Scout roared into Montana with the open plains still wet with dew in the read view mirror. I would have beeped my horn but it didn’t work, so I just gave a hoot out the window and slapped his dash, sending a cloud of dust into the air.

I pulled over for gas just across the border of Montana. Still not close enough to the mountains to see their silhouette on the horizon, but certainly closer as Scout had trouble breathing the thinner air.

A man in overalls with a patch of thin hair that danced in the dry wind walked from the mechanics shop as we pulled up. His glasses magnified his eyes and he spoke loudly. Theodore admired Scout, reminiscing about the good ole’ days when there used to be “loads of ‘em around the shop,” he’d say wide eyed, sweeping his hand in an arc over piles of machines, engines, and oil scattered around the small shop.

His grease stained clothes and poor hearing were proof that engines were part of his life. “They just don’t make em like dey used ta,” Theodore shouted, “I’ll tell ya these boys run foreva. Youse jus gots ta know what dey like and how ta takes care of dem,” he exclaimed waggling his finger that was missing a nail, “Your’s here sure sounds like he got what he likes,” he said running his hand across the hood over the IH logo leaving a grease streak.
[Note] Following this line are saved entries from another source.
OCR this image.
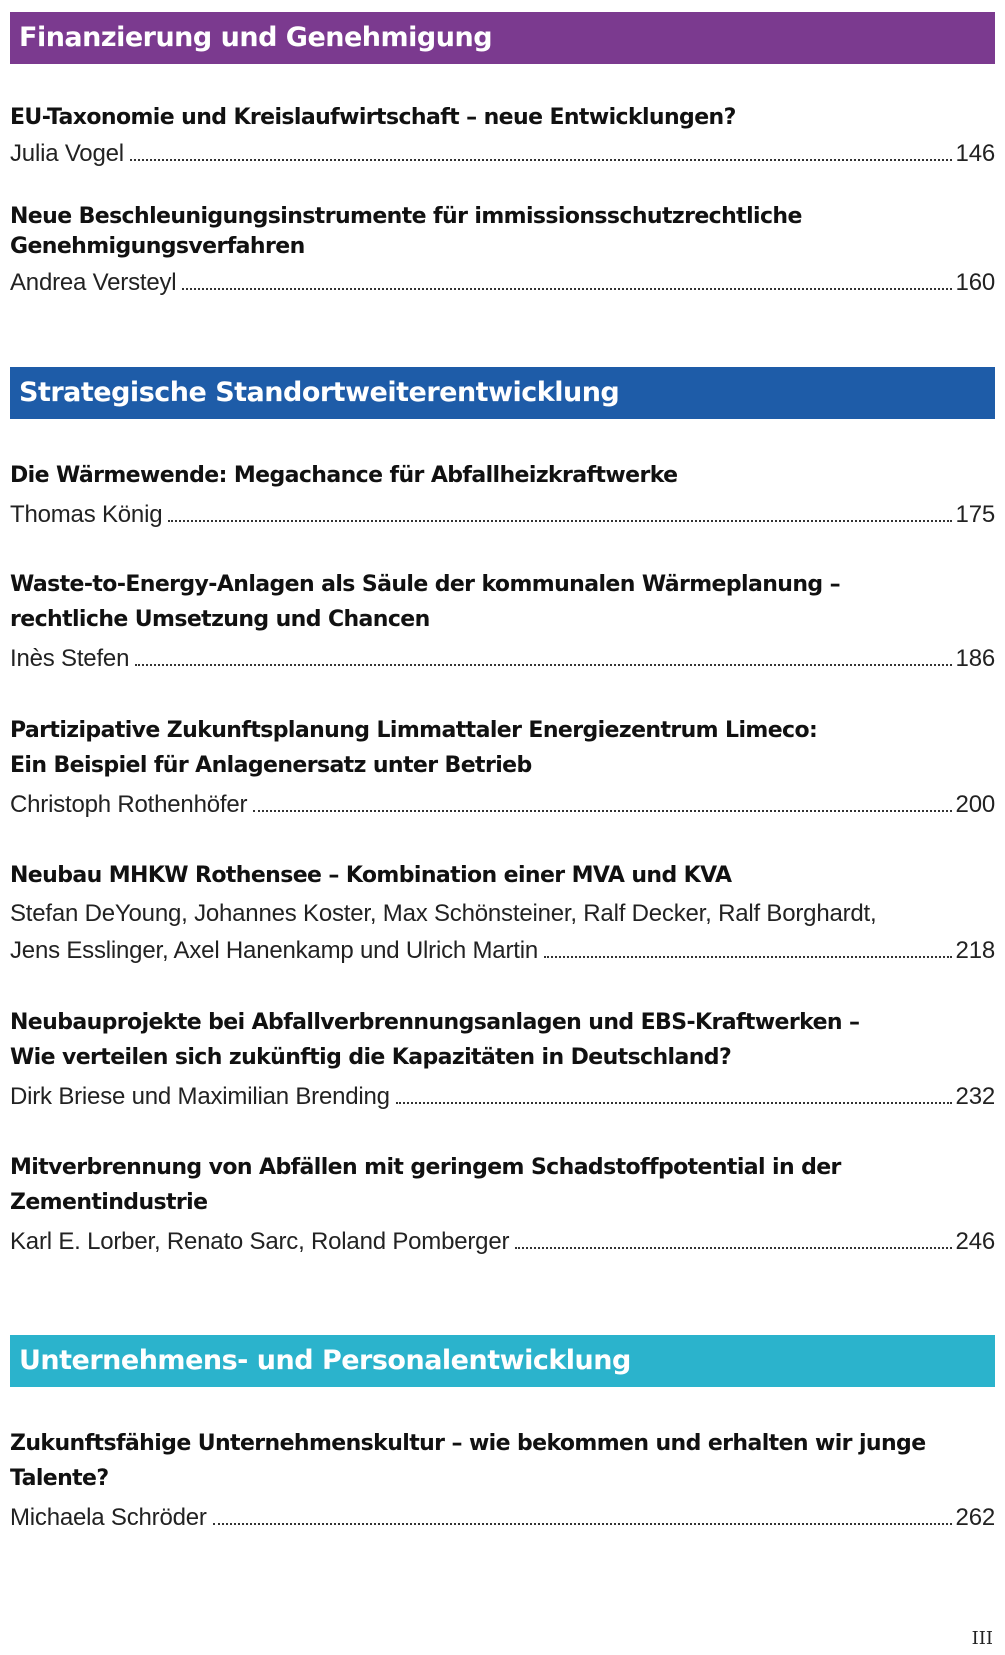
Finanzierung und Genehmigung
EU-Taxonomie und Kreislaufwirtschaft – neue Entwicklungen?
Julia Vogel	146
Neue Beschleunigungsinstrumente für immissionsschutzrechtliche
Genehmigungsverfahren
Andrea Versteyl	160
Strategische Standortweiterentwicklung
Die Wärmewende: Megachance für Abfallheizkraftwerke
Thomas König	175
Waste-to-Energy-Anlagen als Säule der kommunalen Wärmeplanung –
rechtliche Umsetzung und Chancen
Inès Stefen	186
Partizipative Zukunftsplanung Limmattaler Energiezentrum Limeco:
Ein Beispiel für Anlagenersatz unter Betrieb
Christoph Rothenhöfer	200
Neubau MHKW Rothensee – Kombination einer MVA und KVA
Stefan DeYoung, Johannes Koster, Max Schönsteiner, Ralf Decker, Ralf Borghardt,
Jens Esslinger, Axel Hanenkamp und Ulrich Martin	218
Neubauprojekte bei Abfallverbrennungsanlagen und EBS-Kraftwerken –
Wie verteilen sich zukünftig die Kapazitäten in Deutschland?
Dirk Briese und Maximilian Brending	232
Mitverbrennung von Abfällen mit geringem Schadstoffpotential in der Zementindustrie
Karl E. Lorber, Renato Sarc, Roland Pomberger	246
Unternehmens- und Personalentwicklung
Zukunftsfähige Unternehmenskultur – wie bekommen und erhalten wir junge Talente?
Michaela Schröder	262
III
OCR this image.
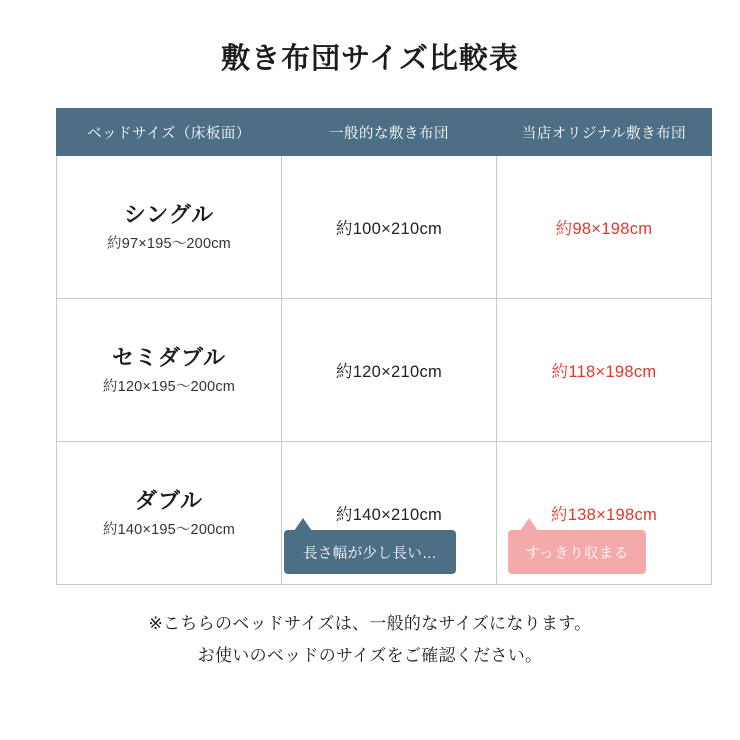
敷き布団サイズ比較表
ベッドサイズ（床板面）	一般的な敷き布団	当店オリジナル敷き布団

シングル
約97×195〜200cm	約100×210cm	約98×198cm

セミダブル
約120×195〜200cm	約120×210cm	約118×198cm

ダブル
約140×195〜200cm	約140×210cm	約138×198cm
長さ幅が少し長い…	すっきり収まる
※こちらのベッドサイズは、一般的なサイズになります。
お使いのベッドのサイズをご確認ください。
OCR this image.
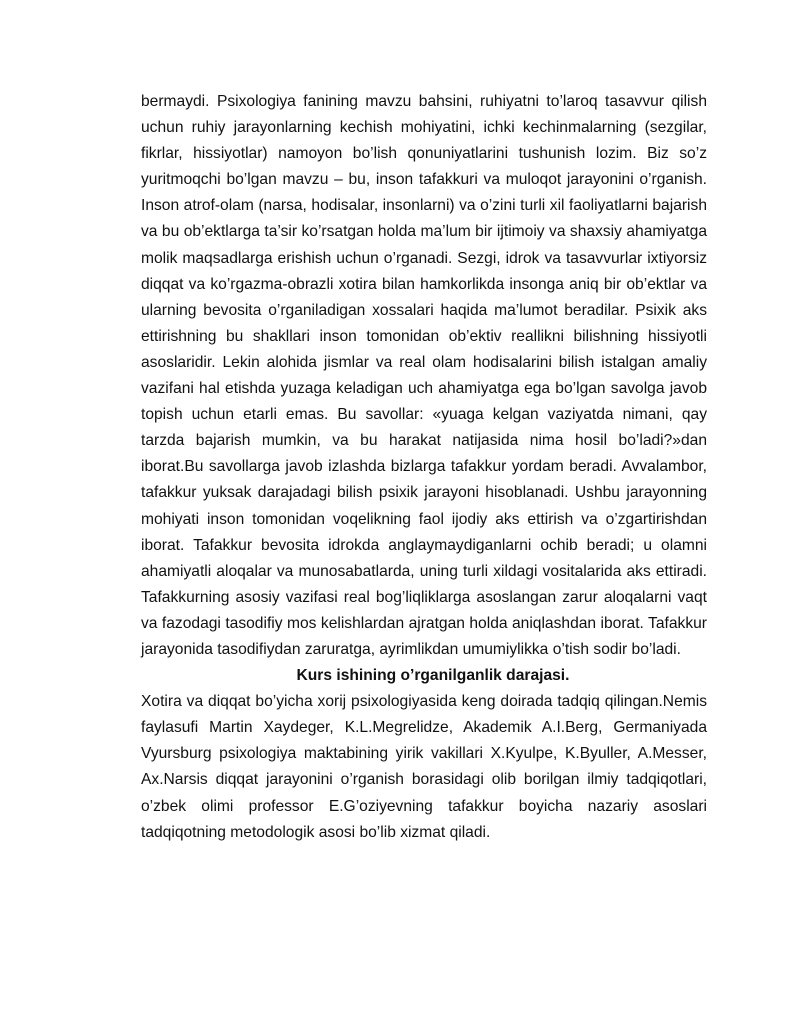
bermaydi. Psixologiya fanining mavzu bahsini, ruhiyatni to’laroq tasavvur qilish uchun ruhiy jarayonlarning kechish mohiyatini, ichki kechinmalarning (sezgilar, fikrlar, hissiyotlar) namoyon bo’lish qonuniyatlarini tushunish lozim. Biz so’z yuritmoqchi bo’lgan mavzu – bu, inson tafakkuri va muloqot jarayonini o’rganish. Inson atrof-olam (narsa, hodisalar, insonlarni) va o’zini turli xil faoliyatlarni bajarish va bu ob’ektlarga ta’sir ko’rsatgan holda ma’lum bir ijtimoiy va shaxsiy ahamiyatga molik maqsadlarga erishish uchun o’rganadi. Sezgi, idrok va tasavvurlar ixtiyorsiz diqqat va ko’rgazma-obrazli xotira bilan hamkorlikda insonga aniq bir ob’ektlar va ularning bevosita o’rganiladigan xossalari haqida ma’lumot beradilar. Psixik aks ettirishning bu shakllari inson tomonidan ob’ektiv reallikni bilishning hissiyotli asoslaridir. Lekin alohida jismlar va real olam hodisalarini bilish istalgan amaliy vazifani hal etishda yuzaga keladigan uch ahamiyatga ega bo’lgan savolga javob topish uchun etarli emas. Bu savollar: «yuaga kelgan vaziyatda nimani, qay tarzda bajarish mumkin, va bu harakat natijasida nima hosil bo’ladi?»dan iborat.Bu savollarga javob izlashda bizlarga tafakkur yordam beradi. Avvalambor, tafakkur yuksak darajadagi bilish psixik jarayoni hisoblanadi. Ushbu jarayonning mohiyati inson tomonidan voqelikning faol ijodiy aks ettirish va o’zgartirishdan iborat. Tafakkur bevosita idrokda anglaymaydiganlarni ochib beradi; u olamni ahamiyatli aloqalar va munosabatlarda, uning turli xildagi vositalarida aks ettiradi. Tafakkurning asosiy vazifasi real bog’liqliklarga asoslangan zarur aloqalarni vaqt va fazodagi tasodifiy mos kelishlardan ajratgan holda aniqlashdan iborat. Tafakkur jarayonida tasodifiydan zaruratga, ayrimlikdan umumiylikka o’tish sodir bo’ladi.

Kurs ishining o’rganilganlik darajasi.

Xotira va diqqat bo’yicha xorij psixologiyasida keng doirada tadqiq qilingan.Nemis faylasufi Martin Xaydeger, K.L.Megrelidze, Akademik A.I.Berg, Germaniyada Vyursburg psixologiya maktabining yirik vakillari X.Kyulpe, K.Byuller, A.Messer, Ax.Narsis diqqat jarayonini o’rganish borasidagi olib borilgan ilmiy tadqiqotlari, o’zbek olimi professor E.G’oziyevning tafakkur boyicha nazariy asoslari tadqiqotning metodologik asosi bo’lib xizmat qiladi.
Theodore seemed the least bit phased when I rattled off Scouts long list off in-operables, and just smiled. Encouraging me to take good care of him, he handed me my receipt, slapped Scouts hood and we were back on the road.  

 

 

We made it. All-be-darn Scout and I made it to Bozeman. We ran out of gas four times, once within sight of the gas station. His speedometer broke on the first day. I lost my starter motor on the last day so didn't turn off the ignition until we arrived in Bozeman. All under his own power Scout propelled me, three bikes, four skis, and too much other gear into the mountains. Push and pull starts don’t count—but he got one of each. The push start was on Main Street in Bozeman, just a few minutes after finally arriving, Scout decided to quit; we coasted silently down Main Street as two generous college kids gave us a nudge.

He has adjusted well to life in Montana. He got rid of his cough with a carburetor adjustment, and always looks forward to getting his treads muddy in the seemingly endless dirt two-track roads at our disposal.